In situ templating synthesis of mesoporous Ni–Fe electrocatalyst for oxygen evolution reaction

Low-cost and efficient electrocatalysts with high dispersion of active sites and high conductivity are of high importance for oxygen evolution reaction (OER). Herein, we use amorphous mesoporous fumed silica (MFS) as a skeleton material to disperse Ni(2+) and Fe(3+) through a simple impregnation strategy. The MFS is in situ etched away during the OER process in 1 M KOH to prepare a stable mesoporous Ni–Fe electrocatalyst. The high specific surface area and abundant surface silanol groups in the mesoporous fumed silica afford rich anchor sites for fixing metal atoms via strong chemical metal–oxygen interactions. Raman and XPS investigations reveal that Ni(2+) formed covalent bonds with surface Si–OH groups, and Fe(3+) inserted into the framework of fumed silica forming Fe–O–Si bonds. The mesoporous Ni–Fe catalysts offer high charge transfer abilities in the OER process. When loaded on nickel foam, the optimal 2Ni1Fe-MFS catalyst exhibits an overpotential of 270 mV at 10 mA cm(−2) and a Tafel slope of 41 mV dec(−1). Notably, 2Ni1Fe-MFS shows a turnover frequency value of 0.155 s(−1) at an overpotential of 300 mV, which is 80 and 190 times higher than that of the state-of-the-art IrO(2) and RuO(2) catalysts.

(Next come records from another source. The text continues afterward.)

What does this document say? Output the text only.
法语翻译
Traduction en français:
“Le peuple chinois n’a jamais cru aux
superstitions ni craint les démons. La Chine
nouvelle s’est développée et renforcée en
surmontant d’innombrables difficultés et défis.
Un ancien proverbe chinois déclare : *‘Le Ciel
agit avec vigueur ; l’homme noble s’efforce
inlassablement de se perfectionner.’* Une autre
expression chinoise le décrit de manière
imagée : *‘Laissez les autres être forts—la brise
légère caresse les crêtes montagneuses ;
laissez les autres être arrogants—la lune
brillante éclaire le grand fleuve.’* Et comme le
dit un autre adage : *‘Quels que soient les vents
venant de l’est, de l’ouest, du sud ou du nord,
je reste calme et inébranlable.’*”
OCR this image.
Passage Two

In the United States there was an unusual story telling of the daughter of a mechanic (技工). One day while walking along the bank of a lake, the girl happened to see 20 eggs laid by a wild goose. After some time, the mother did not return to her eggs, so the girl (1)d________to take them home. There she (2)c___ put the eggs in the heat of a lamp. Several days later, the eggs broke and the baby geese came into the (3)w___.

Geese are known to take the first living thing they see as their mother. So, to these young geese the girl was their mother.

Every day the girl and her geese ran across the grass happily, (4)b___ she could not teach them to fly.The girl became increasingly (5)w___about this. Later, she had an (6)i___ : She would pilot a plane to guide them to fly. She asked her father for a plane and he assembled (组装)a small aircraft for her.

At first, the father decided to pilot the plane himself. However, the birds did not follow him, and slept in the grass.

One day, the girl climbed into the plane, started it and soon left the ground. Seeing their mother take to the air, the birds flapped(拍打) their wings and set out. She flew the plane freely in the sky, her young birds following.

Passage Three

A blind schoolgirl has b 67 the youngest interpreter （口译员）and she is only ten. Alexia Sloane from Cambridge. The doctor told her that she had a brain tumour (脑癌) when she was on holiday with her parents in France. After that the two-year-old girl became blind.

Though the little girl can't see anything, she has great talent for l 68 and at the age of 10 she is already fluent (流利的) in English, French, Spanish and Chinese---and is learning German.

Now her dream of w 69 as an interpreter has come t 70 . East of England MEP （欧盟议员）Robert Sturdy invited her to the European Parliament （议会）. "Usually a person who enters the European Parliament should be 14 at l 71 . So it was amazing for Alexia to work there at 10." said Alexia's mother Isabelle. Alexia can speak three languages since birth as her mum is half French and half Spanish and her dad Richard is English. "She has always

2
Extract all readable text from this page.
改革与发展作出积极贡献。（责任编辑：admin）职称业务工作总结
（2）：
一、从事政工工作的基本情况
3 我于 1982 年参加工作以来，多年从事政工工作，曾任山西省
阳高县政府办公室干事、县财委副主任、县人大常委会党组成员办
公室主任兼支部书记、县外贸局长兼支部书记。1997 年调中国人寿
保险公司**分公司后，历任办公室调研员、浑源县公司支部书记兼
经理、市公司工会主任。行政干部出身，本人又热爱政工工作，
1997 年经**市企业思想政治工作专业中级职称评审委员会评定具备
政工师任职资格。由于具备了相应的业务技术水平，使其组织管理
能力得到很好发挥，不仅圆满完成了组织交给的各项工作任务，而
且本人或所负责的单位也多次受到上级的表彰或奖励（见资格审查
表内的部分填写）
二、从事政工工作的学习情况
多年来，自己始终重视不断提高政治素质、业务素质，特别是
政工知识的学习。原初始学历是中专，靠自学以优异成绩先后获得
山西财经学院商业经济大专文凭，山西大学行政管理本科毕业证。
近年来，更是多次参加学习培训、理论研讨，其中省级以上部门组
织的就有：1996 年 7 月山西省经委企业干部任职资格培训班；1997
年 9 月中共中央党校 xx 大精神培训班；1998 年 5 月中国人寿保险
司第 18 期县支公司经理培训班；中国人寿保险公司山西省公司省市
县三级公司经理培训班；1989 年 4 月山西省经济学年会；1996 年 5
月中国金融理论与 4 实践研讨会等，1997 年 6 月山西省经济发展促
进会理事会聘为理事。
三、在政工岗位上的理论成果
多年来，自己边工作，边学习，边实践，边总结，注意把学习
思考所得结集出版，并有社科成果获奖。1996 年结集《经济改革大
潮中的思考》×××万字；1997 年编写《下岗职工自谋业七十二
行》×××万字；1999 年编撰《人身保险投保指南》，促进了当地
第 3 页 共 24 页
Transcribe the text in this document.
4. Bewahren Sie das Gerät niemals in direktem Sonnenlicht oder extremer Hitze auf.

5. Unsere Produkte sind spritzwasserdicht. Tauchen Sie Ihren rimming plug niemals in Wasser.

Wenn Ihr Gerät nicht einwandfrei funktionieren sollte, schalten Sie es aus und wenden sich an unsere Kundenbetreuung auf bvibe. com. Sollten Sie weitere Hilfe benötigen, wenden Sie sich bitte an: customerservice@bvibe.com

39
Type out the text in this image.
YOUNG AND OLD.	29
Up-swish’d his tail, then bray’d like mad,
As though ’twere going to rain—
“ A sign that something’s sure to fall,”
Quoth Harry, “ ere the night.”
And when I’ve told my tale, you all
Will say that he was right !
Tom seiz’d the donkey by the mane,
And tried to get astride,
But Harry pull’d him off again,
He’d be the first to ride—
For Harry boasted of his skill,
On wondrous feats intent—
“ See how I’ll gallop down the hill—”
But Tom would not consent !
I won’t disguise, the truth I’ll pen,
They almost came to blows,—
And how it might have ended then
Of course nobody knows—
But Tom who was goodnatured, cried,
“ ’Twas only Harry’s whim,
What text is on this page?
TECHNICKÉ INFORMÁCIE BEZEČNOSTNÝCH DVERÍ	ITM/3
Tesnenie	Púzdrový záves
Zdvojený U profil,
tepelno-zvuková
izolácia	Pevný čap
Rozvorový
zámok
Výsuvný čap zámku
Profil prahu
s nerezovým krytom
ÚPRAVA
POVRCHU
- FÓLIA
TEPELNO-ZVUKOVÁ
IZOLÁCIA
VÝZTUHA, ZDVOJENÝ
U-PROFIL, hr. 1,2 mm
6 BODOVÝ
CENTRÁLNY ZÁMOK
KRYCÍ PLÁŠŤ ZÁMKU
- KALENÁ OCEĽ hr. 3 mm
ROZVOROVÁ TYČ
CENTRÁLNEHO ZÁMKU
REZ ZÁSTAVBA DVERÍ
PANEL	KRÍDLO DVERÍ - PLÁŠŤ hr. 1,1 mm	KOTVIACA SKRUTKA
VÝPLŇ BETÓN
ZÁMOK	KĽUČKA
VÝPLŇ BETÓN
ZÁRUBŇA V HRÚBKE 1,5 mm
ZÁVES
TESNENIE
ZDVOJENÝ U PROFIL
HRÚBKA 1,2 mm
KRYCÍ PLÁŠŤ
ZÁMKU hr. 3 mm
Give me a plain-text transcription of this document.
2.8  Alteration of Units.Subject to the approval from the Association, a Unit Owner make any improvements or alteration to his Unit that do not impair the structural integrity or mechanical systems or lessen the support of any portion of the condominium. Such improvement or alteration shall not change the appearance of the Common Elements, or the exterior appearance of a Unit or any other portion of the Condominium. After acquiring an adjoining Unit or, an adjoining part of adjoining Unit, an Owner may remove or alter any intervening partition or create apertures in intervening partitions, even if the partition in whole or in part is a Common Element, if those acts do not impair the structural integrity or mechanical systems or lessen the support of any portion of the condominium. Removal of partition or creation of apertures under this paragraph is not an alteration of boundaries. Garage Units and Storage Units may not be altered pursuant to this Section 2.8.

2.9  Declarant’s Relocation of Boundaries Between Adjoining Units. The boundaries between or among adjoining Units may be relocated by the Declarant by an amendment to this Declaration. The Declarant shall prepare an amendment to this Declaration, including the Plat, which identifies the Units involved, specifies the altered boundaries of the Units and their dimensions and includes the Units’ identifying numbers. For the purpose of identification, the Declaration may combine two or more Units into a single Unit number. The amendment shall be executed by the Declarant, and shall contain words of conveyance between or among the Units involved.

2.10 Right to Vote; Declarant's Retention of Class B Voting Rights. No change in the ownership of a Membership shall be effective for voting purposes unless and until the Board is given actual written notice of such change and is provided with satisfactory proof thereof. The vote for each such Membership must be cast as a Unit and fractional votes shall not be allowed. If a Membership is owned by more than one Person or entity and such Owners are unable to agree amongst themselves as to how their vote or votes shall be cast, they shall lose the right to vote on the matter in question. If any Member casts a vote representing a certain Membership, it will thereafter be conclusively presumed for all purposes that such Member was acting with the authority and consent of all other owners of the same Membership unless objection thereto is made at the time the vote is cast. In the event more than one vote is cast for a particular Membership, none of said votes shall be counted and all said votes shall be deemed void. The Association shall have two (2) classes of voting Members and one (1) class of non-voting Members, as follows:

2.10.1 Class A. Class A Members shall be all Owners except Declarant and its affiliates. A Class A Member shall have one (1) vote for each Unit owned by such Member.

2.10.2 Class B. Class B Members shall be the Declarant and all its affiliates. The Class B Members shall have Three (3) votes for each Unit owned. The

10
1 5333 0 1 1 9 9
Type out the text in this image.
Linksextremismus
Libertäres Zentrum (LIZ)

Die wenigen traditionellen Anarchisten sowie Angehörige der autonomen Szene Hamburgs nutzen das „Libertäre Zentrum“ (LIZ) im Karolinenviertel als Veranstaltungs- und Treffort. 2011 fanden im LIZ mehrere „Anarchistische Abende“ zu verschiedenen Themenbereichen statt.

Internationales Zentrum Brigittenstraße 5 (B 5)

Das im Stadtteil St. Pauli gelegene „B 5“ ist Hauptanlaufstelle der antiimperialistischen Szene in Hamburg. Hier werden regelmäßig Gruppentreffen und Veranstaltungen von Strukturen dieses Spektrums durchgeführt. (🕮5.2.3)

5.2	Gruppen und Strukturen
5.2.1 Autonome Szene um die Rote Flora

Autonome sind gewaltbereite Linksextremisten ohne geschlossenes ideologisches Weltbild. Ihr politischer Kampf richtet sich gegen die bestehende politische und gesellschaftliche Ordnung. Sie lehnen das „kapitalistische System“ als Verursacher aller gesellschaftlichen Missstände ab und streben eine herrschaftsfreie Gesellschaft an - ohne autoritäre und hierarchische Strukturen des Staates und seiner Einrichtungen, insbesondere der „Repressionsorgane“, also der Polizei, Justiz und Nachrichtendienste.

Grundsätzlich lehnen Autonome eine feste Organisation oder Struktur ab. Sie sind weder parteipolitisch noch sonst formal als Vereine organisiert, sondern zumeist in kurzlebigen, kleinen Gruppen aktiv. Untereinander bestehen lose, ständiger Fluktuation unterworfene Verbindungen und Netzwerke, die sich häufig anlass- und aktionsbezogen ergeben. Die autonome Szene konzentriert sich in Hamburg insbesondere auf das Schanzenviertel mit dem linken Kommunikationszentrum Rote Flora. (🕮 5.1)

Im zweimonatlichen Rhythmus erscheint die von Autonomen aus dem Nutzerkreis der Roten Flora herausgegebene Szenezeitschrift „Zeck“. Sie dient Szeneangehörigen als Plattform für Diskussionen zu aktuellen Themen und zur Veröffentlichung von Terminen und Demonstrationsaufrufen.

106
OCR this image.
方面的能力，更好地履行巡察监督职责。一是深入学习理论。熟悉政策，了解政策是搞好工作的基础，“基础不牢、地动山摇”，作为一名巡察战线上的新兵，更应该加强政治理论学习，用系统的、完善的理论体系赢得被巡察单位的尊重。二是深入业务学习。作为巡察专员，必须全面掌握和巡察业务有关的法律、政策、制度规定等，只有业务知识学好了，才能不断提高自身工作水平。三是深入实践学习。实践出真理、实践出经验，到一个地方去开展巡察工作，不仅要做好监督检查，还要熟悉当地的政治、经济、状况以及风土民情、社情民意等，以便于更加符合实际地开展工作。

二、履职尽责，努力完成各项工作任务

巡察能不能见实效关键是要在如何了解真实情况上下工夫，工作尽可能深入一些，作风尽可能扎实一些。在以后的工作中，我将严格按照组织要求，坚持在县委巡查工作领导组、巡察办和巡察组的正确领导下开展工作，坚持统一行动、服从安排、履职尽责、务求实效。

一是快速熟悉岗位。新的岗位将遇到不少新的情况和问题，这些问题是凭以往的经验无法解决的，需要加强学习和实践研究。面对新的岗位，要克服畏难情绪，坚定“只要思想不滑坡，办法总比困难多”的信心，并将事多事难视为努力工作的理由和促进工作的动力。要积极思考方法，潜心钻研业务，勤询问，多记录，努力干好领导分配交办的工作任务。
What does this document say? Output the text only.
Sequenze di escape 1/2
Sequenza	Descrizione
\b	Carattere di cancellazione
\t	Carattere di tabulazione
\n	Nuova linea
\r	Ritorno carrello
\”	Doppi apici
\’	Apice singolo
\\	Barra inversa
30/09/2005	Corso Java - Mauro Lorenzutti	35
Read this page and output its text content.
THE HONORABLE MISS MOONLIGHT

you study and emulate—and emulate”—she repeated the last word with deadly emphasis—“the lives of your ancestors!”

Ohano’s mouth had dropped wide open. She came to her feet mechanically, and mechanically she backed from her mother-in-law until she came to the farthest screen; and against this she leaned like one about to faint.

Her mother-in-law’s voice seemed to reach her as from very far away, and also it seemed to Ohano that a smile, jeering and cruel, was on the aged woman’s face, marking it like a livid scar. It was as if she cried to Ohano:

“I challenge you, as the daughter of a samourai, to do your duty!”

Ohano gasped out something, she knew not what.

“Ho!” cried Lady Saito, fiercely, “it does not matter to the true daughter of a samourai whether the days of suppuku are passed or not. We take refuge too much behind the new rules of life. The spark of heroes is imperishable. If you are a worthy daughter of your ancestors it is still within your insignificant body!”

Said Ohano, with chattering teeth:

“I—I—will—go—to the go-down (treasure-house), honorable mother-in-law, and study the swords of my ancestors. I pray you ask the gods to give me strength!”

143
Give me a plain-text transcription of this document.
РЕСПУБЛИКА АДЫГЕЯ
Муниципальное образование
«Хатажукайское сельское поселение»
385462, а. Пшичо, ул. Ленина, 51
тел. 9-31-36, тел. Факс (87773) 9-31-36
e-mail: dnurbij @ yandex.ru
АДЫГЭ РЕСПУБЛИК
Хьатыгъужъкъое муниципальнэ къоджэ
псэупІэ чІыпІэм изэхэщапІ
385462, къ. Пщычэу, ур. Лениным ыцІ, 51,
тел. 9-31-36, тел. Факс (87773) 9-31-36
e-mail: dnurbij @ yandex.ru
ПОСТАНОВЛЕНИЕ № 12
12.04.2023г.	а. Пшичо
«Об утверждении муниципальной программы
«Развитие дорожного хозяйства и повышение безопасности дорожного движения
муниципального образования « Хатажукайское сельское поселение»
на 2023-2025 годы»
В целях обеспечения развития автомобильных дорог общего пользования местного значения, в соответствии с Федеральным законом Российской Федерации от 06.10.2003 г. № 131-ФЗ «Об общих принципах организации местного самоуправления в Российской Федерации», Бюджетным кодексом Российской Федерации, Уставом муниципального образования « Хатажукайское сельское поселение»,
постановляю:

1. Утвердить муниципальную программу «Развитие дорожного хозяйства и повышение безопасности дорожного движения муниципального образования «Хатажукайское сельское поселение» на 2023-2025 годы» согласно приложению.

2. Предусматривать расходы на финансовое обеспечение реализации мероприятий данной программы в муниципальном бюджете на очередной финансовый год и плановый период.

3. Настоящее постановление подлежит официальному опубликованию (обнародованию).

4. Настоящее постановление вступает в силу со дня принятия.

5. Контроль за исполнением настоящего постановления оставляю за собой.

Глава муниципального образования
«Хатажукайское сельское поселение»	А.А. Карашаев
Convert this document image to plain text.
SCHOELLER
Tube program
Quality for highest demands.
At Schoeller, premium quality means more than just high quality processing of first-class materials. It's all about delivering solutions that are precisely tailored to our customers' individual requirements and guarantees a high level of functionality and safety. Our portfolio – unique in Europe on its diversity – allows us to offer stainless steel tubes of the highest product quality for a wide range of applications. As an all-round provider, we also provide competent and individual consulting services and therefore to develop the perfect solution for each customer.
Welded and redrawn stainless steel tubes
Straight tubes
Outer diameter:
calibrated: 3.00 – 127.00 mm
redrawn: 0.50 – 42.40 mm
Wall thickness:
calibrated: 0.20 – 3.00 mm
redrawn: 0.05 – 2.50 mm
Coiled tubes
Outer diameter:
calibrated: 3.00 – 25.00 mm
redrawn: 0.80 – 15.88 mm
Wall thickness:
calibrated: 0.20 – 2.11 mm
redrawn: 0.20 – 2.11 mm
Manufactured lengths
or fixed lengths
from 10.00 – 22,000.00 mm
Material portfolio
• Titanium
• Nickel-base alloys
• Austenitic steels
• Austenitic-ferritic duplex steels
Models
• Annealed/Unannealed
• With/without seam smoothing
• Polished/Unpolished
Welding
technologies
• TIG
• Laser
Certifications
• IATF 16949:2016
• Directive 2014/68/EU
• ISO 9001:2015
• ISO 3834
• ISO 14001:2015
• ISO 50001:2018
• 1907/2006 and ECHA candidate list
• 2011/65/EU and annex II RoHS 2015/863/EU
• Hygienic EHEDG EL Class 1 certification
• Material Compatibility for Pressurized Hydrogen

Furthermore, 2Ni1Fe-MFS exhibits 100% faradaic efficiency, large electrochemically active surface area, and good long-term durability, confirming its outstanding OER performance. Such high OER efficiency can be ascribed to the synergistic effect of high surface area, dense metal active sites and interfacial conductive path. This work provides a promising strategy to develop simple, cost-effective, and highly efficient porous Ni–Fe based catalysts for OER.